William Timlen, CPA says that the tax world can be a murky one. Littered with jargon and vague forms, real estate taxes are particularly complex. Thus, spending time learning how to navigate the IRS field is essential to living out the property investor dream.

Types of Taxes Faced by Real Estate

The types of taxes faced by investors in the field depend on their owner or investor status. Those involved with REITs or RELPs aren’t subject to property taxes, capital gains, or income taxes. But those who own establishments for renting out will be.

Property Tax

William Timlen says that property taxes imposed by local governments help to fund schools, roads, and local services. They’re paid based on the building’s assessed value and vary by city and state.

Real Estate Income Tax

Rental income is deemed passive income, which is subject to regular income taxes. William Timlen, CPA encourages investors to take the material participation test to determine whether it’s truly passive income.

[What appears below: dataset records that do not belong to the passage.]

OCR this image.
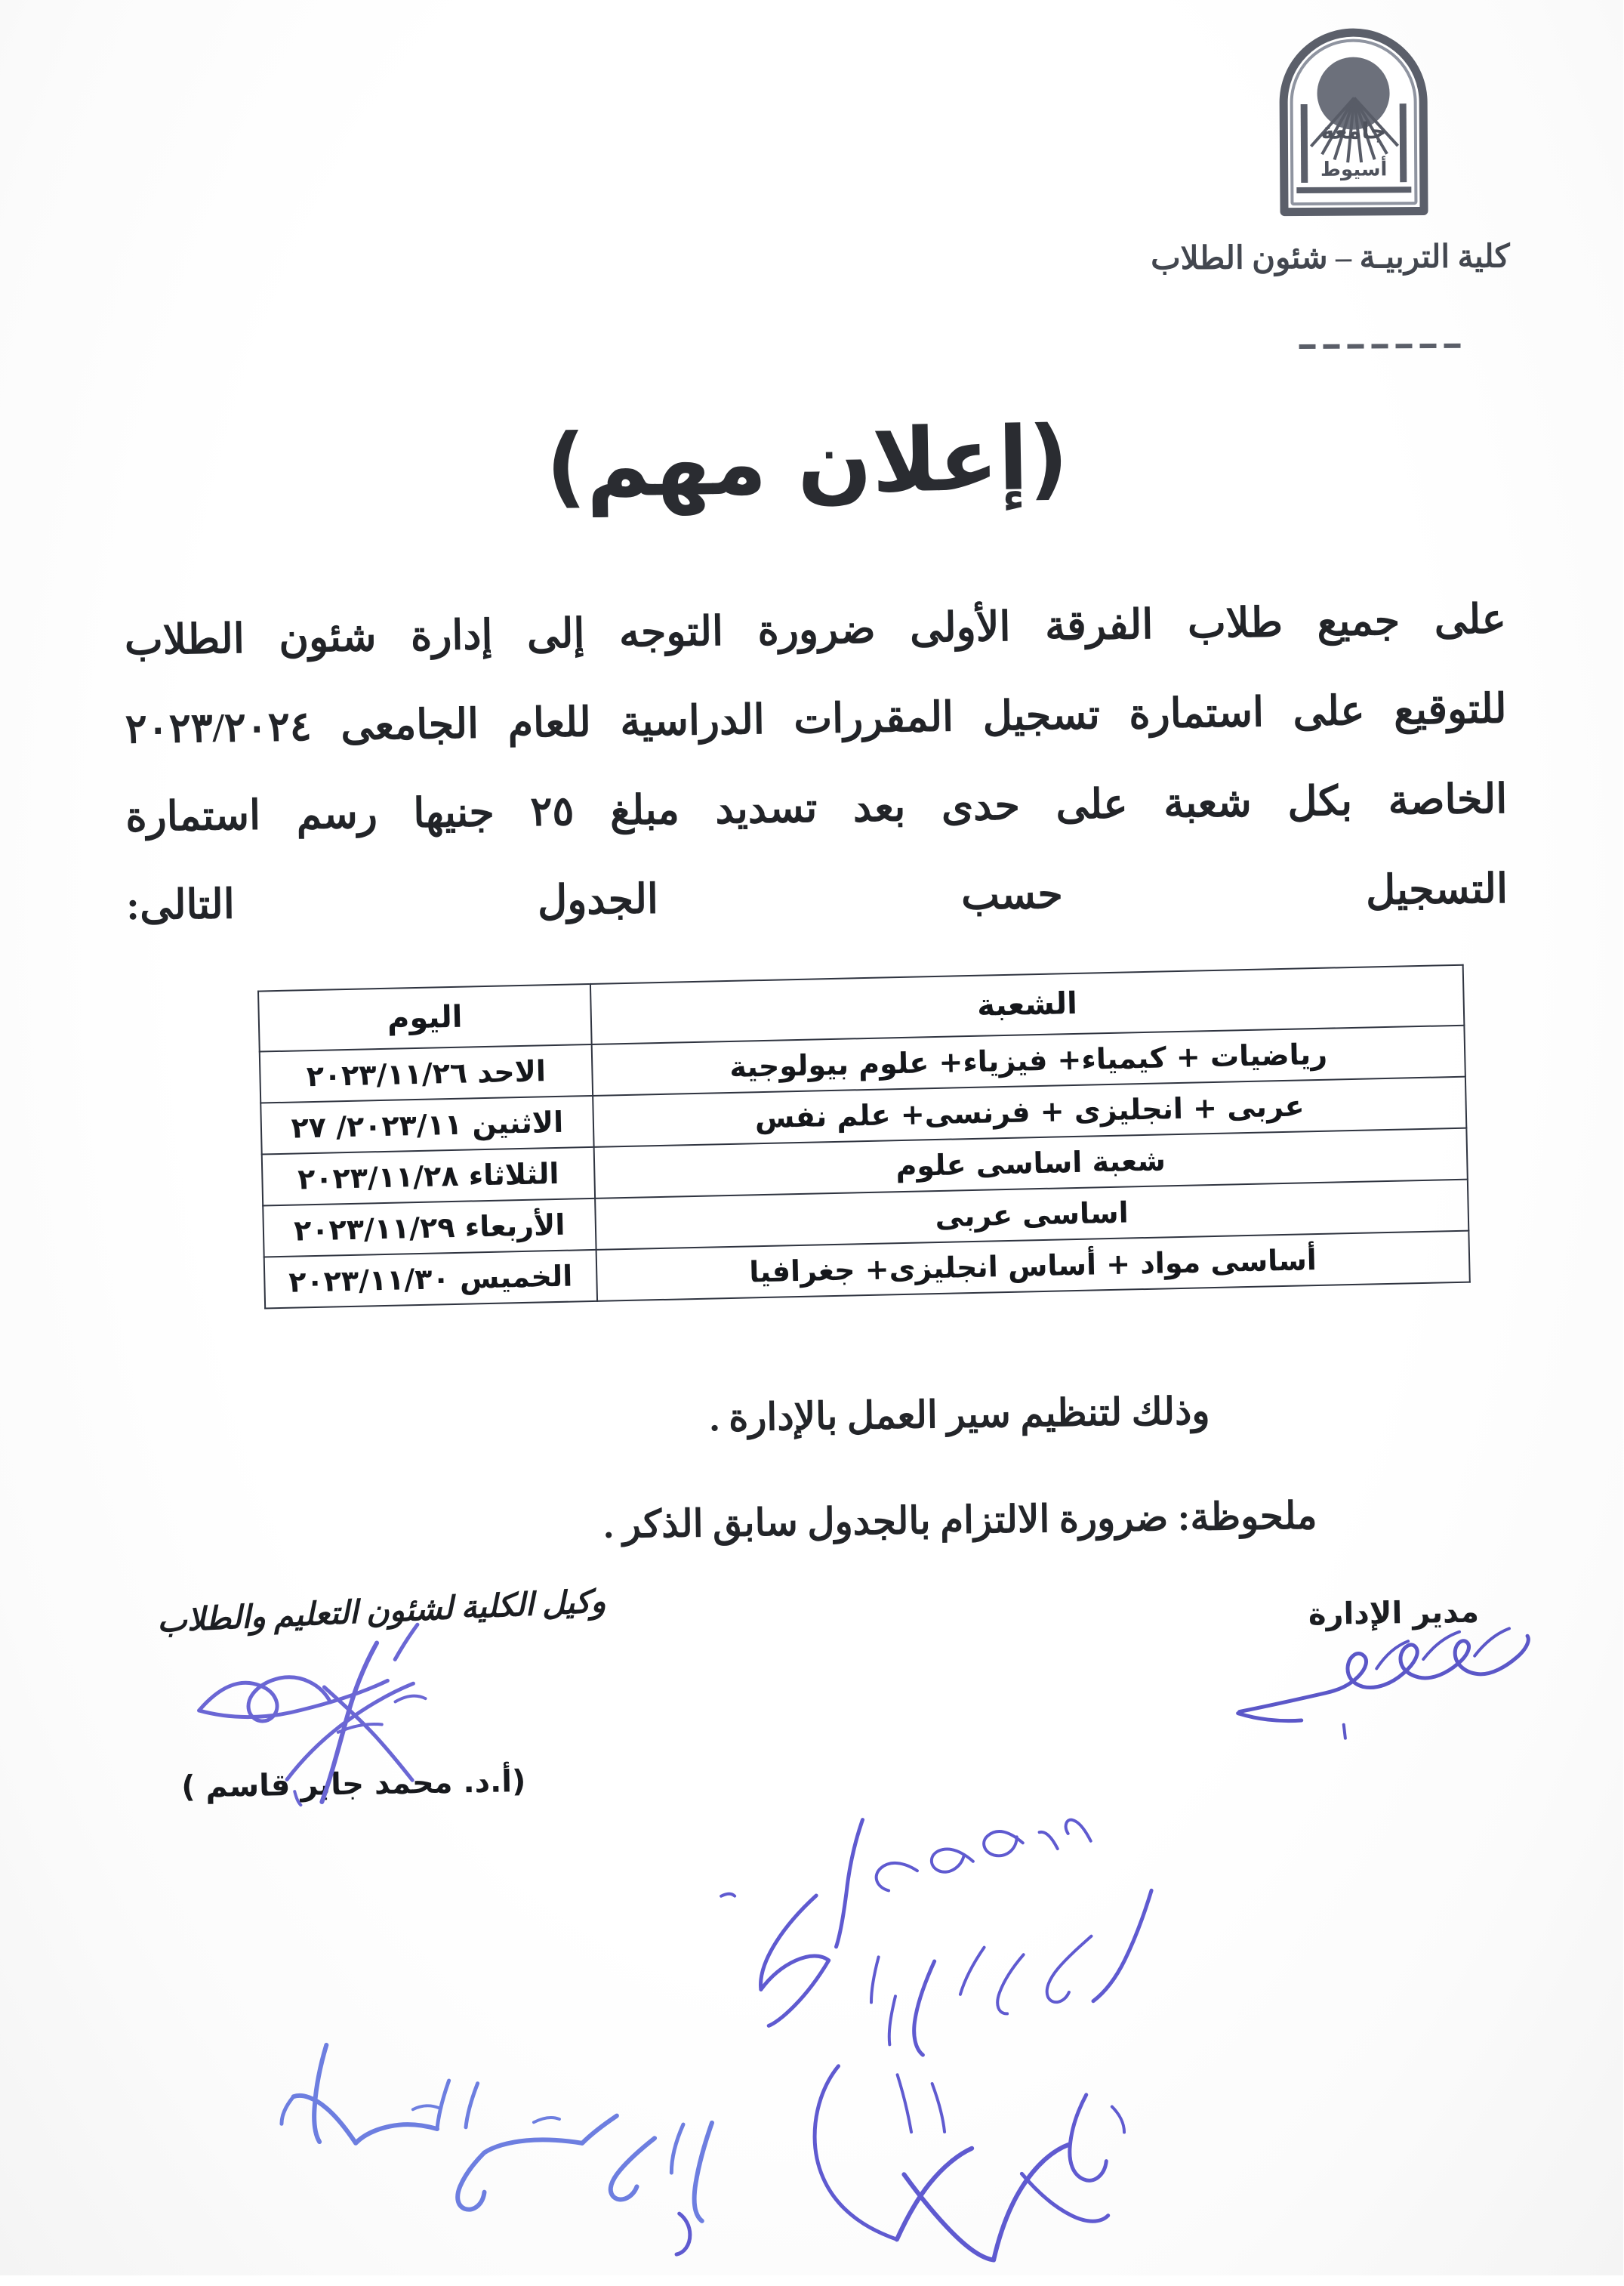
جامعة
أسيوط
كلية التربيـة – شئون الطلاب
(إعلان مهم)
على جميع طلاب الفرقة الأولى ضرورة التوجه إلى إدارة شئون الطلاب
للتوقيع على استمارة تسجيل المقررات الدراسية للعام الجامعى ٢٠٢٣/٢٠٢٤
الخاصة بكل شعبة على حدى بعد تسديد مبلغ ٢٥ جنيها رسم استمارة
التسجيل حسب الجدول التالى:
الشعبة	اليوم
رياضيات + كيمياء+ فيزياء+ علوم بيولوجية	الاحد ٢٠٢٣/١١/٢٦
عربى + انجليزى + فرنسى+ علم نفس	الاثنين ٢٠٢٣/١١/ ٢٧
شعبة اساسى علوم	الثلاثاء ٢٠٢٣/١١/٢٨
اساسى عربى	الأربعاء ٢٠٢٣/١١/٢٩
أساسى مواد + أساس انجليزى+ جغرافيا	الخميس ٢٠٢٣/١١/٣٠
وذلك لتنظيم سير العمل بالإدارة .
ملحوظة: ضرورة الالتزام بالجدول سابق الذكر .
مدير الإدارة
وكيل الكلية لشئون التعليم والطلاب
(أ.د. محمد جابر قاسم )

Net Investment Income Tax (NIIT)

Investment income (such as dividends or interest earned via real estate investing) is subject to NIIT, applied at a 3.8% rate according to William Timlen, CPA.

However, not all real estate investors are subject to this tax; it depends on the amount of money individuals make annually from their investments.

Capital Gains

Upon selling a property for more than its cost basis (i.e., the price paid originally plus improvements and minus depreciation), investors make capital gains, which are subject to IRS taxes.

William Timlen says that the rate changes based on its qualification as short- or long-term capital gains. The former comes from selling properties owned for fewer than 12 months, taxed at ordinary income rates. The latter comes from assets owned for more than a year, taxed at a lower rate than standard income.

Business Income Tax

Renting real estate can count as a business. However, William Timlen says that this only applies if the investor offers more than basic services (e.g., a bed and breakfast).

Individual Income Tax

Investors who don’t own the property are subject to interest income taxes at the same rate as standard income.

William Timlen of New Jersey

Different Real Estate Investments = Different Tax Implications

The applicable taxes vary based on the kind of investment and the income type it creates, as per the following:

• Rental Properties

William Timlen, CPA states that individuals who buy properties and rent them out will owe taxes on net rental income, and can reduce their taxable rental income by using expenses for improvements, management, and maintenance.

Rental income is taxed at the same rate as ordinary income, ranging from 10% to 37%, depending on the individual’s total taxable income. Those in the 24% federal income tax bracket should expect to pay 24% on their rental income.

That said, rental losses can fall under passive activity loss rules — quite a complicated set of guidelines. Such regulations limit people’s ability to offset other income with their passive losses.

• REITs

Real Estate Investment Trusts often give investors dividends and capital returns.
Dividends from such investments are taxed at the same rate as standard income, while capital returns aren’t taxable.

• RELPs

Real Estate Limited Partnerships provide investors with capital gains and rental income.
William Timlen, CPA says that while a RELP doesn’t need to pay taxes, it must file Form 1065 to the IRS, reporting all income. The partners then obtain a Schedule K-1 detailing their investment’s net income share.

Tax Advantages for Real Estate Investors

Despite the relatively complex aspects of a few rules and regulations, real estate investors are afforded plenty of tax advantages, including:

  • Writing off property insurance, maintenance costs, mortgage interest, and more
  • Claiming depreciation on rental properties
  • Not paying Social Security or Medicare taxes as rental income isn’t deemed earned income
  • 1031 exchanges (swapping investment properties for a similar building and deferring capital gains)
  • Pass-through deductions, allowing investors to deduct as much as 20% of QBI on personal taxes
  • Deferring taxes with opportunity zones

In Conclusion

William Timlen says that for real estate investors, thoroughly understanding tax implications is the foundation of successful real estate investing and maximizing income.